Senate Committee on Finance Issues Version of Tax Cuts and Jobs Act
By Diane Giordano, Partner, Tax & Business Services & Michael D'Addio, Principal, Tax & Business Services
Last week, the Senate Finance Committee issued its version of the recently released House Tax Cuts and Jobs Act. The Senate version, released on Friday, November 10, differs from the House version in several ways, such as the following:
- The Senate bill proposes a seven-rate bracket structure – 10%, 12%, 22.5%, 25%, 32.5%, 35% and 38.5% – which is four more than described in the House version.
|Rates||Single||Head of Houshold||Joint||Married Filing Separately|
|38.5%||over $500,000||over $500,000||over $1,000,000||over $500,000|
- The Senate bill eliminates the clawback of the 12% benefit in the House bill for those with incomes over $1.2 million for joint filers and $1 million for other filers, at a rate of 6% of such excess.
- The Senate approach will repeal the SALT income and property tax deductions.
- The medical deduction is preserved.
- Benefits for adoption expenses are retained.
- The $1 million debt limit for mortgage interest deduction is maintained (not reduced to $500,000 as noted in the House version).
- The child tax credit is increased from $1,000 to $1,650 (instead of $1,600 in the House bill) and phases out at higher income levels to enable more parents to become eligible for the credit.
- The reduction in corporation tax rates is delayed until 2019.
- The estate tax exemption is doubled (though not eliminated).
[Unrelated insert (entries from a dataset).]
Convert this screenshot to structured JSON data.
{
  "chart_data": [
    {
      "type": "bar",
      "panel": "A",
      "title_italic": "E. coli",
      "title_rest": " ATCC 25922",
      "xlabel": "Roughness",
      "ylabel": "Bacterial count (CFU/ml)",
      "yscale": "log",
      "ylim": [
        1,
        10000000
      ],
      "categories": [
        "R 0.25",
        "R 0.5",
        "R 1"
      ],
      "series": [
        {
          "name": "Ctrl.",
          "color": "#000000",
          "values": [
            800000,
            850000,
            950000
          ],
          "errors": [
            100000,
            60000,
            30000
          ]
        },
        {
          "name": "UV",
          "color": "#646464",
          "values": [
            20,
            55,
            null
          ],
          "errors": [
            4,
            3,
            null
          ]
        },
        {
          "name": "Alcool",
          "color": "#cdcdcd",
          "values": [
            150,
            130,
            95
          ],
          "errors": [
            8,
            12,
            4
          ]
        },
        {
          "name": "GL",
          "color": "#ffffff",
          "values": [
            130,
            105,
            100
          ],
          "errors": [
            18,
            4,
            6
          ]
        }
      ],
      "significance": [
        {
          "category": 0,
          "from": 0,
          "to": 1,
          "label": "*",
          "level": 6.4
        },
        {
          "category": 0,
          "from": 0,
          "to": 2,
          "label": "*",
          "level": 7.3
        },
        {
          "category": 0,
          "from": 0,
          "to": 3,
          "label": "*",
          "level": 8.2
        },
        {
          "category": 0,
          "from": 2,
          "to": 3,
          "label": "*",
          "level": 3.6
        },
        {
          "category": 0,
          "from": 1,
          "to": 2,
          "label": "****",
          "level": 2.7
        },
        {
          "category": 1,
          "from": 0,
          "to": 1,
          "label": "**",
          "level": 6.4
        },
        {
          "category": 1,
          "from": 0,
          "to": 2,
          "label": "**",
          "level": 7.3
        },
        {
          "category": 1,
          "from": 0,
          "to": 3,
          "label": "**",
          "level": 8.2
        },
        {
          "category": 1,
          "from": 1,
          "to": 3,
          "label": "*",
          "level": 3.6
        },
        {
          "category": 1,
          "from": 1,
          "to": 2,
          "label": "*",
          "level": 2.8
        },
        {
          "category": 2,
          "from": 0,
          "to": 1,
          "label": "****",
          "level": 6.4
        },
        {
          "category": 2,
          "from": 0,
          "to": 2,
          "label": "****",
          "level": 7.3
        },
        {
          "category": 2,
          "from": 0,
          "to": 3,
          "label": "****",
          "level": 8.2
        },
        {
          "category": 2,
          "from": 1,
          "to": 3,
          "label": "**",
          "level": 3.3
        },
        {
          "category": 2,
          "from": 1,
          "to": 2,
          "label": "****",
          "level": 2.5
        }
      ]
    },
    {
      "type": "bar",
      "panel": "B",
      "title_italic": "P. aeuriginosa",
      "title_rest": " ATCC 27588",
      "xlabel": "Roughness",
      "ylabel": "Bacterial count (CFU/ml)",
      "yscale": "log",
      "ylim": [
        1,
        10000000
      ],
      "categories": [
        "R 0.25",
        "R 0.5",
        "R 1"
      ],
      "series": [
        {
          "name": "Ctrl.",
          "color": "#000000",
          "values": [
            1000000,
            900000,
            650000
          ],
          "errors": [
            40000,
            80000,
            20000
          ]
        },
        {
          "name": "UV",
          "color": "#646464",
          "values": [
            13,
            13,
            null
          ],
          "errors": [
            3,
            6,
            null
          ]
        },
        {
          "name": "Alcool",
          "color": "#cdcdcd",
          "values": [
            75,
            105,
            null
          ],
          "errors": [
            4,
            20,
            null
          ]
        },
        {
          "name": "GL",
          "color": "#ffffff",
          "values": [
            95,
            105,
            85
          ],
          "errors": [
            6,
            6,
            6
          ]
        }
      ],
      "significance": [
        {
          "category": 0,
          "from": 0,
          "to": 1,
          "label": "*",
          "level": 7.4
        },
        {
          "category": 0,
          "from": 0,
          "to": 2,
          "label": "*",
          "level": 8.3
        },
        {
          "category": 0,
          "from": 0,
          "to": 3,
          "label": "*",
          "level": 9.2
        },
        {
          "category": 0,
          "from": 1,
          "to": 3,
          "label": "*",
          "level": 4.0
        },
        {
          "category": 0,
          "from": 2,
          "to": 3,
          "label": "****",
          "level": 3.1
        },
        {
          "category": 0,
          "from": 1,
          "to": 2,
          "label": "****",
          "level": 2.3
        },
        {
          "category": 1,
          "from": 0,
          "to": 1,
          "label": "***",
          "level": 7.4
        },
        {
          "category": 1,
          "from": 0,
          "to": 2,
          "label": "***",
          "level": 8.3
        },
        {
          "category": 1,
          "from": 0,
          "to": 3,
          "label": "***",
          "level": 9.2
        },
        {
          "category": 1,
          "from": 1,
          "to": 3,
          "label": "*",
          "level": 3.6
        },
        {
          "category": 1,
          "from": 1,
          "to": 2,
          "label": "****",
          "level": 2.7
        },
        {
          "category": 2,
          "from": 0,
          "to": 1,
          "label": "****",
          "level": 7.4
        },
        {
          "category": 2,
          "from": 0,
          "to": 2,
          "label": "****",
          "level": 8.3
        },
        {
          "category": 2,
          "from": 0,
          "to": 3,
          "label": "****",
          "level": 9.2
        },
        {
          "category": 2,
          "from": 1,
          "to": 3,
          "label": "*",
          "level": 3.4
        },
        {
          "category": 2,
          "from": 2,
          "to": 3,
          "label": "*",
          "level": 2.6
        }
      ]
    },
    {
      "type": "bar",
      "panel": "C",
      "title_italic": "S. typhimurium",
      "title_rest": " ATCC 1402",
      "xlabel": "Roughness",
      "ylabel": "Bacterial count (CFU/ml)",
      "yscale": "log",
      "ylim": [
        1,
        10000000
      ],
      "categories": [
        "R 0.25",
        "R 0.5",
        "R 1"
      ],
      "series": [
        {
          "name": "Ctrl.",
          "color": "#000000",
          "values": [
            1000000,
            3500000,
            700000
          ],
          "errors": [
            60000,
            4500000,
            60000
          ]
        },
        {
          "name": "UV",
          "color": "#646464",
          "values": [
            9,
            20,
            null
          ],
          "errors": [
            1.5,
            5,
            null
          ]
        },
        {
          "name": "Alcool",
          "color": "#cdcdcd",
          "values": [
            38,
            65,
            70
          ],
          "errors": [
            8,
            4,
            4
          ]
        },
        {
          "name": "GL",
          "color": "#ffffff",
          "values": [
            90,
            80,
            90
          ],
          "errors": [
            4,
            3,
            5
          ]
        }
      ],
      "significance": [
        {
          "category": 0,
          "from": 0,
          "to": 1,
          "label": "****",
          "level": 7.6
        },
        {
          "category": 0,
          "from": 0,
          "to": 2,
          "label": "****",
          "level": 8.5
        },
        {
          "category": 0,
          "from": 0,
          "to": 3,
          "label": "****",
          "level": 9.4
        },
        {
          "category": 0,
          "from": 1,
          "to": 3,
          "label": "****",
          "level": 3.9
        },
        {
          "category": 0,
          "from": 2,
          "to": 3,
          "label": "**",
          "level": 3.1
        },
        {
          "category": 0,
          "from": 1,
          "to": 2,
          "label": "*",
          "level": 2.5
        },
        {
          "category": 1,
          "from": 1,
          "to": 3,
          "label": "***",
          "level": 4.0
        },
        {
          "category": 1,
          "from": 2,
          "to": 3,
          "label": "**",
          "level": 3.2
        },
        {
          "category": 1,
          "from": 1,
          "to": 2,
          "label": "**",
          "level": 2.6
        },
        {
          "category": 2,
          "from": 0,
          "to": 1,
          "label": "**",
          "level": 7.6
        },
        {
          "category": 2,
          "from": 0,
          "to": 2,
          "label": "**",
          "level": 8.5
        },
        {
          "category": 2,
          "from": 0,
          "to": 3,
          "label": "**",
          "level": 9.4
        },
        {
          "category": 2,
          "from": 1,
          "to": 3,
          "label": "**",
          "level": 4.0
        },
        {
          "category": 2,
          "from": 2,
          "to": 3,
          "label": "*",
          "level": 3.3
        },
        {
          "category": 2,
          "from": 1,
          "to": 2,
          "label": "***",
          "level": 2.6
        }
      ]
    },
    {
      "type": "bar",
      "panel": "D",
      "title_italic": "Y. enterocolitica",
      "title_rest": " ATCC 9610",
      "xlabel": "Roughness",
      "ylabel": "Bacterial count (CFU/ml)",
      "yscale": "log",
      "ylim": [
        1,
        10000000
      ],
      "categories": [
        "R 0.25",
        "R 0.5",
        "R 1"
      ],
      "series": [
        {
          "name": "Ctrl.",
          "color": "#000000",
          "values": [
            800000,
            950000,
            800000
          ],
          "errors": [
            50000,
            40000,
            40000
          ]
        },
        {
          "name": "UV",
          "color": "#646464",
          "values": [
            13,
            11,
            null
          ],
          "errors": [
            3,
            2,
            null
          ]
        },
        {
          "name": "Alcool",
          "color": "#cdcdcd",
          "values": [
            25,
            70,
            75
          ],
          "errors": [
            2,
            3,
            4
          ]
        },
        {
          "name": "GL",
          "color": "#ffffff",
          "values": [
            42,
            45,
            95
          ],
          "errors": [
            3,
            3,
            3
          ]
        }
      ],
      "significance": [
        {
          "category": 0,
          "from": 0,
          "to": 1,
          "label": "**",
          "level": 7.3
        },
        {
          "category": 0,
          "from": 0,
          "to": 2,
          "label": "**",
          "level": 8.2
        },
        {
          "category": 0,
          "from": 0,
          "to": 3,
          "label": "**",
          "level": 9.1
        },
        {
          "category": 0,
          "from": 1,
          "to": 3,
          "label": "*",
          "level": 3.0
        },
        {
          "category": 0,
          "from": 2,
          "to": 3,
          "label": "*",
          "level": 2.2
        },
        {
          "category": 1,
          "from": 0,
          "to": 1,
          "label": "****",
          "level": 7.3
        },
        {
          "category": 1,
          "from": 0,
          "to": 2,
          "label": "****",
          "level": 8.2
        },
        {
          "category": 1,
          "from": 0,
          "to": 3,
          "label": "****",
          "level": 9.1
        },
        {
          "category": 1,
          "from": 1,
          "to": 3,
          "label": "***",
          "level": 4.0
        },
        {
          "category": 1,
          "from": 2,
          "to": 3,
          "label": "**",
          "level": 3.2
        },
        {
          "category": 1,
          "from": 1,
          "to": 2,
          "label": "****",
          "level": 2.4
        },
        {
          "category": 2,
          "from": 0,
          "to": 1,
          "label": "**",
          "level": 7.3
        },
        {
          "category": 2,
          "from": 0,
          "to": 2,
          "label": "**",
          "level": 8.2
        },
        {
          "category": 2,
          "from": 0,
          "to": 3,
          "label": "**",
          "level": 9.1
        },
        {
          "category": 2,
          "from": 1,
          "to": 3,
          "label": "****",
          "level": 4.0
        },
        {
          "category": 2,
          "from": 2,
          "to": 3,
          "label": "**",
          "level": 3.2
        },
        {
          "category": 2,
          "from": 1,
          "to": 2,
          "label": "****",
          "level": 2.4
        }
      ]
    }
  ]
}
The House version also doubles the tax exemption, but eliminates the estate tax and Generation Skipping Transfer Tax (GST) in 2024.
- The accounting simplification rules permitting use of cash method, exception to Percentage of Completion, exclusion from maintaining inventories, and exception from the business interest deduction limit (under the small business exception) uses average gross receipts of $15 million (versus $25 million in the House bill).
The Senate summary does not include details on many business tax provisions. It does reference a “simple and easy-to-administer deduction” for pass-through businesses of all sizes, allowing more small businesses to grow, invest, hire new workers, and increase wages while also preventing abuse of the reformed system. The approach to taxation of pass-through entities and sole proprietorships is different than the House version. The Senate uses a 17.4% deduction on domestic qualified business income. This deduction generally does not apply to certain service businesses – unless the taxpayer’s taxable income is not greater than $150,000 for joint filers or $75,000 for others. For taxpayers with taxable income lower than these thresholds, the full 17.4% deduction will apply to even service businesses. Otherwise there is a phase-out over a $50,000 range for joint filers and $25,000 for others. Additionally, for partnerships and S Corporation flow-through income, the deduction is limited to 50% of W-2 wages.
More on the House Bill
As some details of the Senate plan were being leaked, the House Ways and Means Committee issued a new set of changes in an amendment, including:
- Creating a new 9% tax rate to small businesses on the business’s first $75,000 of income for joint filers (the 9% bracket threshold). The rate reduction is phased in at 11% for 2018-2019; 10% for 2020-2021, and 9% thereafter. However, this lower bracket amount is phased-out beginning at $150,000 for joint returns. This 9% rate does not apply to estates and trusts.
- The deemed repatriation rates are increased to 14% on liquid assets and 7% on illiquid assets (versus 12% and 5%, respectively, as noted in the House version).
At this point, there are bound to be other modifications from both the House and Senate before any version is referred to the President for signature. The Tax professionals at Marcum LLP will continue to keep you posted on changes.